Behind all of these questions looms a troubling reality: the Santos government has focused upon a so-called "locomotive of development" the principal aspect of which is to propel mining development throughout a great part of the country. It has invited in foreign investors and multinational businesses on extremely favorable terms for them, seeking to develop the country's mineral resources-gold, silver, coal, coltan, and nickel among others-and petroleum reserves speedily to produce riches which, in a country with one of the most unequal distributions of wealth in Latin America, will almost certainly pad the hinvestment portfolios of the wealthiest Colombians and leave the vast majority of Colombians in poverty. The impatience of the Santos government to come to a peace agreement with the FARC guerrillas almost certainly is due to its determination to develop these mineral resources quickly. Foreign investors have raised questions about the safety of investing in areas of the country where there is a guerrilla presence. In some cases, as in the eastern plains region, access to the lands holding large mineral deposits is impeded by guerrilla forces, and the Colombian Army has not effectively established a meaningful presence in these areas.
And what of the presence of paramilitary forces in many regions of the country? How are the peace negotiations going to deal with them? President Santos, like his predecessor Alvaro Uribe Velez, has promoted the evident fiction that paramilitary forces no longer exist, that they have been demobilized and what remain are "bacrim", or "bandas criminales" (criminal gangs). In many areas of the country, including Uraba, where our Dane County, Wisconsin, sister community of the Peace Community of Apartado is located, the paramilitary structure remains in place, and, as before the supposed "demobilization" took place, the Colombian Army collaborates with these forces to murder and threaten rural residents of this area. And multinational corporations continue to pay these paramilitary forces to harass, threaten and murder those who try to defend their lands and livelihood. Paramilitarism was a strategy of the Colombian state, apparently following upon advice from the United States government, which through the Yarborough military mission to Colombia in 1962 reportedly suggested the Colombian government could achieve control of rural areas by creating a paramilitary structure. Part of the impatience of President Santos to obtain a peace agreement with the guerrillas is due to the pressures of international investors, almost certainly supported by the United States government. Indeed, Secretary of State Clinton has reaffirmed her government's strategic interest in protecting access to sources of minerals to support the country's economy.
I have only touched upon one topic to be dealt with in the peace talks. But there are others-among them, how to compensate victims of the armed conflict; how effective demobilization should occur; and how to deal with drug-trafficking, which is endemic in Colombia- for which a solution will likewise be very difficult to achieve. It was encouraging that Ivan Marquez, spokesman for the FARC, mentioned some popular movements which have successfully challenged multinational interests supported by the Colombian government-among them Santurban and Marmato, in each of which the Colombia Support Network has had a presence-because no lasting, meaningful peace can be achieved without responding positively to the issues raised by these courageous community participants.

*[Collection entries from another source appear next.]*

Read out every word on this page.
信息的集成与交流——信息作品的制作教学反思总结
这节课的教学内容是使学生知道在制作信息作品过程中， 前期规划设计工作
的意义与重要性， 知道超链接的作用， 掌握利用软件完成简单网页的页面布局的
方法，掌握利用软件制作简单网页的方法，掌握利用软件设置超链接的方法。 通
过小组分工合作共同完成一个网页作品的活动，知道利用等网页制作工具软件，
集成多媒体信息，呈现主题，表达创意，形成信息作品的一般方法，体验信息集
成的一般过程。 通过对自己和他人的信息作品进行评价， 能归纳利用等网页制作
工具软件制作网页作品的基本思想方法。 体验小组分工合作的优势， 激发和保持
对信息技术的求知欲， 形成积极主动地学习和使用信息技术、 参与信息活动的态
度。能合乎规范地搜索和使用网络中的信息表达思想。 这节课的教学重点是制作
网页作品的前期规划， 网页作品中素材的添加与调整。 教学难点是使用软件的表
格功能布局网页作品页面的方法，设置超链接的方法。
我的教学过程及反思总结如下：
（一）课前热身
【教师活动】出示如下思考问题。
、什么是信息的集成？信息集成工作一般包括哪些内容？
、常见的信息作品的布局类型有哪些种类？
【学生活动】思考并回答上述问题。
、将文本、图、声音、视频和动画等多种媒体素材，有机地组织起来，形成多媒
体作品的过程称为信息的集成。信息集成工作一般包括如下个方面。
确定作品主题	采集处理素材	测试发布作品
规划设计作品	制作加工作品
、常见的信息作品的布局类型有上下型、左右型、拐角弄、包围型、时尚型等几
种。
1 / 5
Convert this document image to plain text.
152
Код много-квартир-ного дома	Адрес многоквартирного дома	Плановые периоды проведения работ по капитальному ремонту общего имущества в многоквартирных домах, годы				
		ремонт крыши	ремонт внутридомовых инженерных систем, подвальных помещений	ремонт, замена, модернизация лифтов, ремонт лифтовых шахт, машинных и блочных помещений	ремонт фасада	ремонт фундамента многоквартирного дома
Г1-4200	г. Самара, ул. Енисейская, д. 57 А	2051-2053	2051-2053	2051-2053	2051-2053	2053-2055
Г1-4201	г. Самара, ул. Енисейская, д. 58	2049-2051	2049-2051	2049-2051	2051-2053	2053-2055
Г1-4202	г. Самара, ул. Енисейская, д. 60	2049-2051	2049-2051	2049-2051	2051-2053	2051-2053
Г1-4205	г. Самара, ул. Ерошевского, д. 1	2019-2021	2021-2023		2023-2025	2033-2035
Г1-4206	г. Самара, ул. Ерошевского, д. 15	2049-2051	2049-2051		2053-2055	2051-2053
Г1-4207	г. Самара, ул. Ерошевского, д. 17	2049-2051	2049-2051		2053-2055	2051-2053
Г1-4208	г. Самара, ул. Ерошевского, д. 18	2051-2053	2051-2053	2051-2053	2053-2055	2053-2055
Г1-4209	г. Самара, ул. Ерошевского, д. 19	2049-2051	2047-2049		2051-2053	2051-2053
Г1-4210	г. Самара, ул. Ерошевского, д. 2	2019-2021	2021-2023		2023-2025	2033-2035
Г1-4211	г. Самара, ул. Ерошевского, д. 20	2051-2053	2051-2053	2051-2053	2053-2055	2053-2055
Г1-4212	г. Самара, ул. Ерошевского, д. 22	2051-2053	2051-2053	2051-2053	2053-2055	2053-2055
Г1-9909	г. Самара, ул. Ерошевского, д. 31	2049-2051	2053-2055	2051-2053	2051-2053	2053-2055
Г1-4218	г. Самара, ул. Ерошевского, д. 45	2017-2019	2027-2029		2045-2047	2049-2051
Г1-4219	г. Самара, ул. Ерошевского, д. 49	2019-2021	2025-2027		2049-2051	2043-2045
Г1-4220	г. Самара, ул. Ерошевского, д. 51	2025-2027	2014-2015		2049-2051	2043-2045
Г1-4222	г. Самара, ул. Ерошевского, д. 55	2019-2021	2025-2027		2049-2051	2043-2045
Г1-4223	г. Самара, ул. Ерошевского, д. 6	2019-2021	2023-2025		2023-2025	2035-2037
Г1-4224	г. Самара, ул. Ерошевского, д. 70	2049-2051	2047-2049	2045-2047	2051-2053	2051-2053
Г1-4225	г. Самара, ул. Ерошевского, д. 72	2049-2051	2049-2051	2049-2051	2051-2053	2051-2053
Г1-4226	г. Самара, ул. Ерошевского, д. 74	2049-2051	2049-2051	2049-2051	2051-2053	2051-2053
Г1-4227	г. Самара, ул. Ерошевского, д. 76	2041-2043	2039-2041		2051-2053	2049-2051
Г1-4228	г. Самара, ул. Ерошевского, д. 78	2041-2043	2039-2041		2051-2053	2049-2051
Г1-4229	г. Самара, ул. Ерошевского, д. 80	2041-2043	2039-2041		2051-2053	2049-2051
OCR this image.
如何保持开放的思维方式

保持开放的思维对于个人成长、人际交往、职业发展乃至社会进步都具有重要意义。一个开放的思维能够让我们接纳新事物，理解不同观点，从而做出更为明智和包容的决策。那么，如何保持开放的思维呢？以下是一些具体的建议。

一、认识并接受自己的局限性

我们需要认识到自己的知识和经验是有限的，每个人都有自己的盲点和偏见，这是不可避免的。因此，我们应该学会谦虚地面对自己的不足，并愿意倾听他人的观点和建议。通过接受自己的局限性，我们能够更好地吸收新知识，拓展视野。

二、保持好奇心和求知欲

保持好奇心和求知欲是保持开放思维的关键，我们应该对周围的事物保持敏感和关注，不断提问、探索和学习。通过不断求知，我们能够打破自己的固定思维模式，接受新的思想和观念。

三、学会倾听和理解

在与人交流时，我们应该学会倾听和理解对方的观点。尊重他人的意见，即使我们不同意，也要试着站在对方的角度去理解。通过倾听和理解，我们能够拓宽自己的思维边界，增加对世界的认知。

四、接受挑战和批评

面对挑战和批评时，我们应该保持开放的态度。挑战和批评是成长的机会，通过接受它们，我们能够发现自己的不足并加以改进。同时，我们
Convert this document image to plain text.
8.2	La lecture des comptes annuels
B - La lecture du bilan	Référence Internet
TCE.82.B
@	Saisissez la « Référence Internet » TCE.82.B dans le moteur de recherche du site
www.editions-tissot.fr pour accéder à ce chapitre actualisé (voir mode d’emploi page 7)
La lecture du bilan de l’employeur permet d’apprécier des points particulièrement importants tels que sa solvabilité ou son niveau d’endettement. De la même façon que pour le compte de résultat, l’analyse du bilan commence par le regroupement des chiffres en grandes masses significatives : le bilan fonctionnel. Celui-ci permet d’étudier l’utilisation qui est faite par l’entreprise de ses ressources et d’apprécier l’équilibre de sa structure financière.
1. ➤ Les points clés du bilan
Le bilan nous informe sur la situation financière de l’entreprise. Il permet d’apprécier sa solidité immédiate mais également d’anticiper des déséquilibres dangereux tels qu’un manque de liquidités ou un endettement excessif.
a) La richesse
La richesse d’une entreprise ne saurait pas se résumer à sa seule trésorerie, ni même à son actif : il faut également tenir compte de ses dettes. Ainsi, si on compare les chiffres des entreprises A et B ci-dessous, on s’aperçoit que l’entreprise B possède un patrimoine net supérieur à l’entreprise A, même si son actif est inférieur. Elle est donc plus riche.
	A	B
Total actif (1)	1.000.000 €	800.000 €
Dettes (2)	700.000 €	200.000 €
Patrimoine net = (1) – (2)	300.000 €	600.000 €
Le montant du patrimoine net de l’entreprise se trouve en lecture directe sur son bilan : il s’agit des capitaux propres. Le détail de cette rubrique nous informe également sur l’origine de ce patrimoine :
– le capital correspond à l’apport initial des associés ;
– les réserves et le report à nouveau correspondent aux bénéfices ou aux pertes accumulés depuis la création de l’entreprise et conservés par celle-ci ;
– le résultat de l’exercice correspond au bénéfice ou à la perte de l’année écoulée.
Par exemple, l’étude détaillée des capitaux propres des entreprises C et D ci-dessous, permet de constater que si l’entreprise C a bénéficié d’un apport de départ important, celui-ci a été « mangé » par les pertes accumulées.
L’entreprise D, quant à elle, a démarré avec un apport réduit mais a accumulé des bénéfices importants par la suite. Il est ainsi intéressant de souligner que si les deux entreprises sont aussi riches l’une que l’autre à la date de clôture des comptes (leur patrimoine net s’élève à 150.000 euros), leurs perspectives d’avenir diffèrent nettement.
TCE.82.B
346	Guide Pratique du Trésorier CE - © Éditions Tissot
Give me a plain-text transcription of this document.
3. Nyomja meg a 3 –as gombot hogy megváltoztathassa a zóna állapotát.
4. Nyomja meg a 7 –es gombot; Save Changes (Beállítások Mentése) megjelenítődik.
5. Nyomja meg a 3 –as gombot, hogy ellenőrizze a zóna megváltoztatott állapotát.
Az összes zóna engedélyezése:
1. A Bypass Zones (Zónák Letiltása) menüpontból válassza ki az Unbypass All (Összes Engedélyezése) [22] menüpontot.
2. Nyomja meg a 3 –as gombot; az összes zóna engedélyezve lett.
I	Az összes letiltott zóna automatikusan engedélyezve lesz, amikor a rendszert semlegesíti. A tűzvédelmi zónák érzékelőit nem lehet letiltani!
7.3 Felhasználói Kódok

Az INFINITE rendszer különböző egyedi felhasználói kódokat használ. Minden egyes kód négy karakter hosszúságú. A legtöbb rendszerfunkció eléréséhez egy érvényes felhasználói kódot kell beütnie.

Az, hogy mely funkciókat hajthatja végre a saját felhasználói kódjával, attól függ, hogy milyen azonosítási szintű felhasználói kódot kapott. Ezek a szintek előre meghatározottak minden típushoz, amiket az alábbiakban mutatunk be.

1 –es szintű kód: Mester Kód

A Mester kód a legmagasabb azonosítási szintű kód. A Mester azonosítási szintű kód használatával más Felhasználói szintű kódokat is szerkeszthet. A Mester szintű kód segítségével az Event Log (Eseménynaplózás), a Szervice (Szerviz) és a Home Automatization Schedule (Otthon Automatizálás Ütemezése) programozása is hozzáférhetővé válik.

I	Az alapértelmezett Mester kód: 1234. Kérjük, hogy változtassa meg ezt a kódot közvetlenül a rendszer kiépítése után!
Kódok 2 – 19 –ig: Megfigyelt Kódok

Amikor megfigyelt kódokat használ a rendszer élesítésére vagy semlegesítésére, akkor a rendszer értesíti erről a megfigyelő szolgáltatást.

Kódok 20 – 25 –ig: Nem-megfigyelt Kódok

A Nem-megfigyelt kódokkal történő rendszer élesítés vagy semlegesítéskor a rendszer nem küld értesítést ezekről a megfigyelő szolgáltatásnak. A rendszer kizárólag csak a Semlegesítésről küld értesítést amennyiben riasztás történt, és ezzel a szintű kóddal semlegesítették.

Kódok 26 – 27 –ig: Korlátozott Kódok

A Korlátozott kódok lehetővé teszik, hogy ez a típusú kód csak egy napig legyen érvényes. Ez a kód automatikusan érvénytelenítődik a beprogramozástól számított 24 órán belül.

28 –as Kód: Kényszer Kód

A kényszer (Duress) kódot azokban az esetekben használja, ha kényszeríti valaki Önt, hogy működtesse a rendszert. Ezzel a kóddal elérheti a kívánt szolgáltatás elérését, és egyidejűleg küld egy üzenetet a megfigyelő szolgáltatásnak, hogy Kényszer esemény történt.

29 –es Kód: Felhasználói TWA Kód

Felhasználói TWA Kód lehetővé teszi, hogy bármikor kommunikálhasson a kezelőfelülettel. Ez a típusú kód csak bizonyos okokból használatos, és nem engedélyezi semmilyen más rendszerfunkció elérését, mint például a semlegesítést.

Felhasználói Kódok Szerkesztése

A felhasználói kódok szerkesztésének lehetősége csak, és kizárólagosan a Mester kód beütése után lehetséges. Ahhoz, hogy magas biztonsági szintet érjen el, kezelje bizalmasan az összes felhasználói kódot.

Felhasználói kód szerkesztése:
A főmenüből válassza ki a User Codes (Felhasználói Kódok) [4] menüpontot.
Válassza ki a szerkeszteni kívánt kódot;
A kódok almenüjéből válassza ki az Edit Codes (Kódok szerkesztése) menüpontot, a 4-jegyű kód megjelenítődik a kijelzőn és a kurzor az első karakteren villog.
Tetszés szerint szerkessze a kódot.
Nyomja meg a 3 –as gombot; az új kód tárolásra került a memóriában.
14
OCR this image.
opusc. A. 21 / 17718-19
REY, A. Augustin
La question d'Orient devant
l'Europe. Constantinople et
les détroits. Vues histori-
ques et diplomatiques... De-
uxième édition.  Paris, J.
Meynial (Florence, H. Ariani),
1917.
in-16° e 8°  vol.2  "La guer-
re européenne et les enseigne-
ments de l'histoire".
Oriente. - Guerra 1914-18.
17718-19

Unless the Colombian government, the FARC guerrillas, and the representatives of the countries accompanying the peace talks-Chile, Cuba, Norway and Venezuela-understand that a lasting peace depends upon a just solution to the problems addressed in the talks, however long that may take, this latest effort at peace will fail. Let us all hope for a clear-headed commitment to address all of the issues fully and fairly on the part of all of those participating in this peace process.